The backbone of our technology is the real-time stream processor that transforms unstructured packets into structured wire data at up to 100 Gbps. Architected for parallel processing, the stream processor splits processing tasks across multiple computing cores — and will scale as more cores are added to new generations of server processors — so you get deeper insight at a fraction of the cost per Gbps of analysis compared to other real-time analytics platforms.
Once the real-time stream processor receives a copy of network traffic from a tap or port mirror, here's what goes on beneath the hood:
1. Line-Rate Decryption
The stream processor decrypts SSL/TLS-encrypted traffic, including cipher suites that support perfect forward secrecy, at line rate with native hardware acceleration. This bulk decryption can scale to 64,000 SSL TPS using 2048-bit keys, which no other real-time analytics can match in a single unified appliance. Check out this technical brief for specifics on our decryption methodology.

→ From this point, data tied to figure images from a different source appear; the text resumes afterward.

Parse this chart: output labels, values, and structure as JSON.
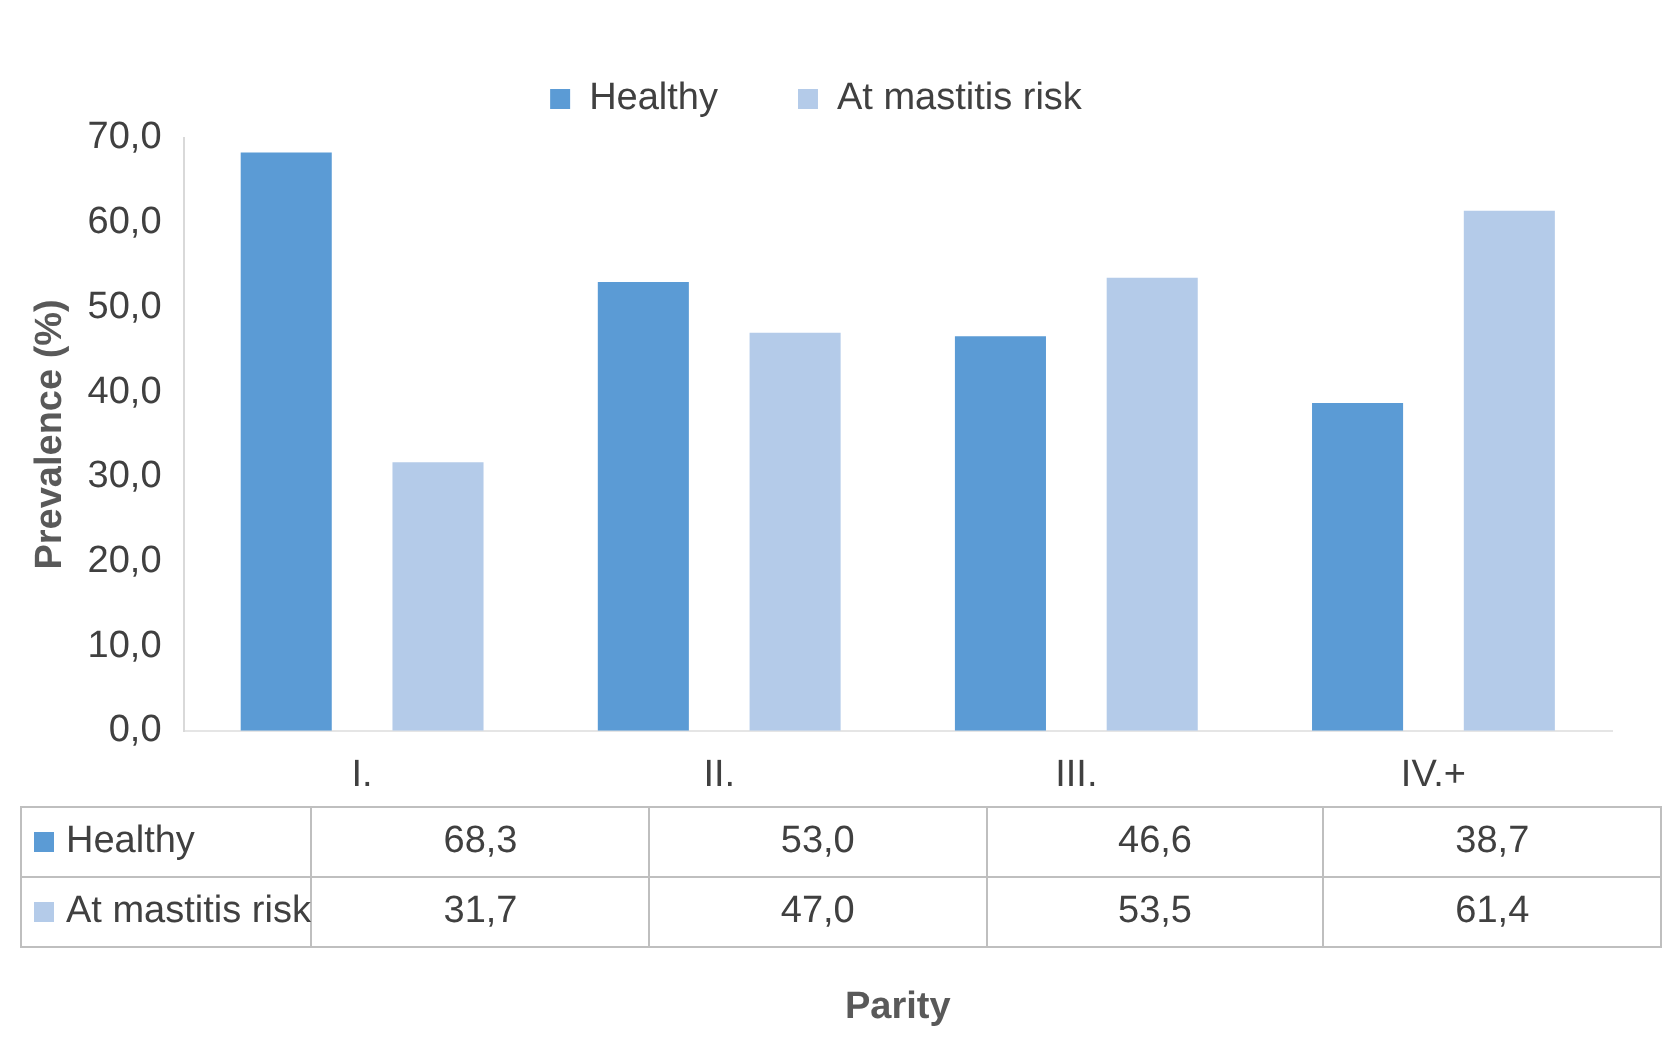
{
  "chart_data": {
    "type": "bar",
    "xlabel": "Parity",
    "ylabel": "Prevalence (%)",
    "categories": [
      "I.",
      "II.",
      "III.",
      "IV.+"
    ],
    "series": [
      {
        "name": "Healthy",
        "color": "#5b9bd5",
        "values": [
          68.3,
          53.0,
          46.6,
          38.7
        ],
        "value_labels": [
          "68,3",
          "53,0",
          "46,6",
          "38,7"
        ]
      },
      {
        "name": "At mastitis risk",
        "color": "#b4cbe9",
        "values": [
          31.7,
          47.0,
          53.5,
          61.4
        ],
        "value_labels": [
          "31,7",
          "47,0",
          "53,5",
          "61,4"
        ]
      }
    ],
    "ylim": [
      0,
      70
    ],
    "yticks": [
      {
        "value": 0,
        "label": "0,0"
      },
      {
        "value": 10,
        "label": "10,0"
      },
      {
        "value": 20,
        "label": "20,0"
      },
      {
        "value": 30,
        "label": "30,0"
      },
      {
        "value": 40,
        "label": "40,0"
      },
      {
        "value": 50,
        "label": "50,0"
      },
      {
        "value": 60,
        "label": "60,0"
      },
      {
        "value": 70,
        "label": "70,0"
      }
    ],
    "grid": false,
    "legend": "top"
  }
}
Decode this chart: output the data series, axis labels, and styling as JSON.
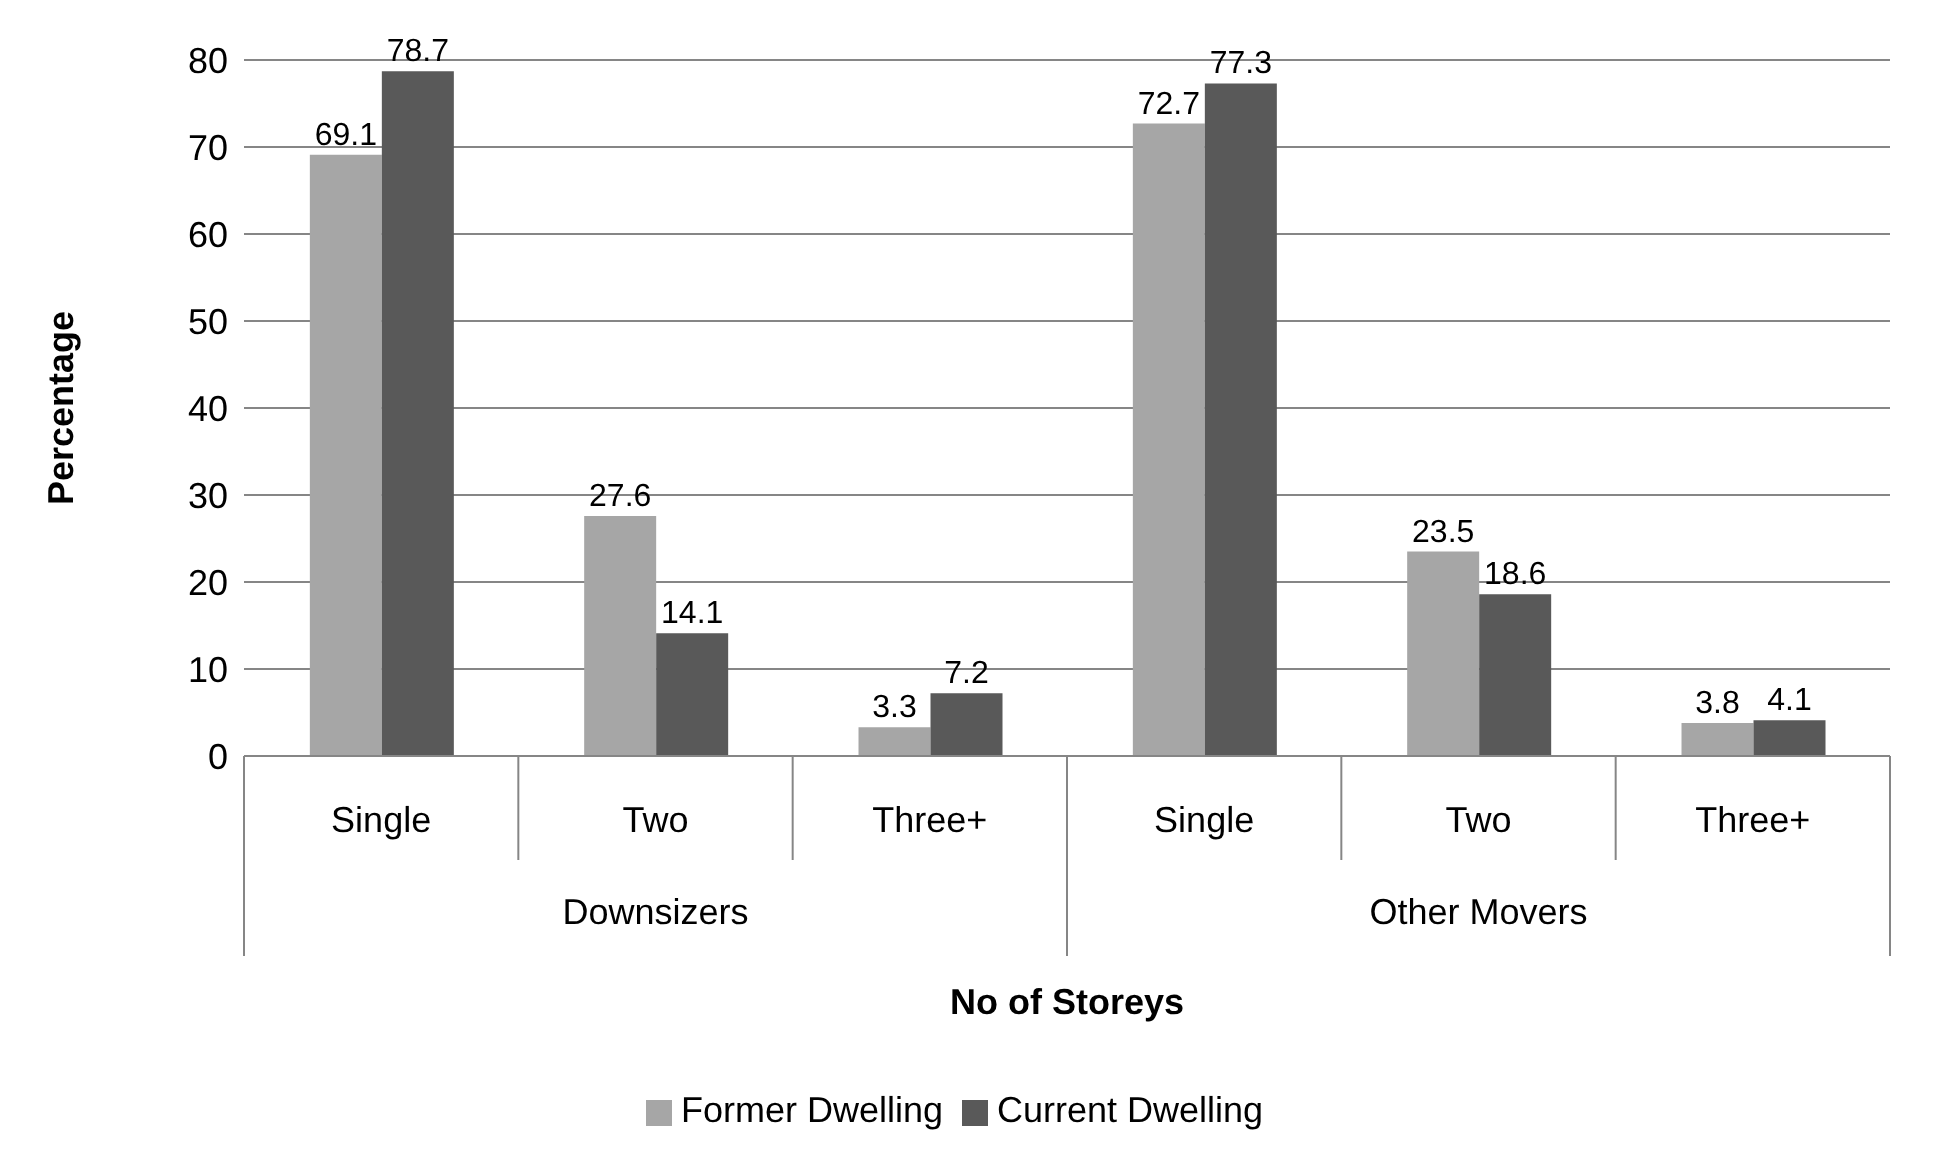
{
  "chart_data": {
    "type": "bar",
    "xlabel": "No of Storeys",
    "ylabel": "Percentage",
    "categories": [
      "Single",
      "Two",
      "Three+",
      "Single",
      "Two",
      "Three+"
    ],
    "annotations": [
      "Downsizers",
      "Other Movers"
    ],
    "series": [
      {
        "name": "Former Dwelling",
        "color": "#a6a6a6",
        "values": [
          69.1,
          27.6,
          3.3,
          72.7,
          23.5,
          3.8
        ]
      },
      {
        "name": "Current Dwelling",
        "color": "#595959",
        "values": [
          78.7,
          14.1,
          7.2,
          77.3,
          18.6,
          4.1
        ]
      }
    ],
    "ylim": [
      0,
      80
    ],
    "yticks": [
      0,
      10,
      20,
      30,
      40,
      50,
      60,
      70,
      80
    ],
    "grid": "y",
    "legend": "bottom",
    "data_labels": true
  }
}
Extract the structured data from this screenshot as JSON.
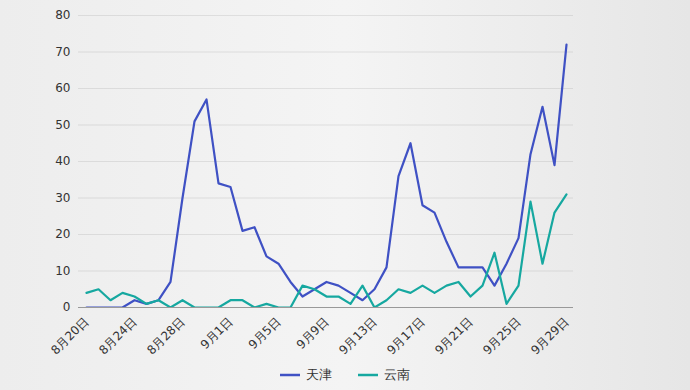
{
  "chart_data": {
    "type": "line",
    "categories": [
      "8月20日",
      null,
      null,
      null,
      "8月24日",
      null,
      null,
      null,
      "8月28日",
      null,
      null,
      null,
      "9月1日",
      null,
      null,
      null,
      "9月5日",
      null,
      null,
      null,
      "9月9日",
      null,
      null,
      null,
      "9月13日",
      null,
      null,
      null,
      "9月17日",
      null,
      null,
      null,
      "9月21日",
      null,
      null,
      null,
      "9月25日",
      null,
      null,
      null,
      "9月29日"
    ],
    "series": [
      {
        "name": "天津",
        "color": "#3f51c4",
        "values": [
          0,
          0,
          0,
          0,
          2,
          1,
          2,
          7,
          30,
          51,
          57,
          34,
          33,
          21,
          22,
          14,
          12,
          7,
          3,
          5,
          7,
          6,
          4,
          2,
          5,
          11,
          36,
          45,
          28,
          26,
          18,
          11,
          11,
          11,
          6,
          12,
          19,
          42,
          55,
          39,
          72
        ]
      },
      {
        "name": "云南",
        "color": "#16a8a0",
        "values": [
          4,
          5,
          2,
          4,
          3,
          1,
          2,
          0,
          2,
          0,
          0,
          0,
          2,
          2,
          0,
          1,
          0,
          0,
          6,
          5,
          3,
          3,
          1,
          6,
          0,
          2,
          5,
          4,
          6,
          4,
          6,
          7,
          3,
          6,
          15,
          1,
          6,
          29,
          12,
          26,
          31
        ]
      }
    ],
    "ylim": [
      0,
      80
    ],
    "yticks": [
      0,
      10,
      20,
      30,
      40,
      50,
      60,
      70,
      80
    ],
    "grid": true,
    "legend": "bottom"
  }
}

2. High-Performance TCP State Machines
Starting at the most fundamental level, the stream processor recreates the TCP state machines for every sender and receiver communicating on the network. A prerequisite for deeper application-protocol and universal payload analysis, this allows the platform to understand all TCP mechanisms and their impact. Because TCP is where the network and application meet, this approach helps you clearly identify whether problems are a network or an application issue right from the start.
3. Wire-Protocol Decoding and Full-Stream Reassembly
The real-time stream processor decodes IP-based protocols (skip to Protocols We Decode) in order to understand, define, and act on that protocol's unique application boundaries. This allows the processor to construct complete flows, sessions, and transactions for total application fluency, which in turn allows for higher-order content analysis through full-stream reassembly into wire data (derived from the wire protocol itself).
While in a perfect world this would all run pretty smoothly from start to finish, in reality traffic patterns like microbursts might result in packet loss from the tap or SPAN; in those cases the processor will automatically resynchronize and recover.
4. Full-Content Analysis
After reassembling packets into full streams, the stream processor analyzes the payload and content from layers 2-7, auto-discovering and classifying any device or client communicating on the network. The processor also continuously maps the relationships between all clients, applications, and infrastructure communicating on the network with over 4,700 metrics measured and recorded out-of-the-box.
Full-content analysis supports dozens of protocols, providing key performance indicators such as database methods used and their process time, file access by user, storage access time and errors, DNS response time and errors, web URI processing time and status codes, SSL certificates with expiration, and load-balancer and firewall latency. The stream processor also gathers sophisticated network metrics such as receive-window throttles, retransmission timeouts, and Nagle delays.
We get that not everyone is interested in knowing every detail about every layer of their environment, however, so don't worry—while the full analytics capabilities are always available to you, it's also easy to tailor your experience so you only see the precise metrics and insights you need.
5. Fully Programmable Insights
Once the stream processor has done its thing and begun supplying wire data metrics, it's time to take control of which insights you see and at what depth.
ExtraHop uses an event-driven programmable interface called Application Inspection Triggers to connect you to the stream processor and all stream transactions. Triggers allow you to programmatically extract wire data events and correlated metrics that are specific to your business, infrastructure, network, clients, and applications.
The same principle and functionality holds true for all of our natively decoded protocols. You can also use triggers to extract, measure, and visualize data from defined fields, or to decode proprietary protocols based on TCP and UDP.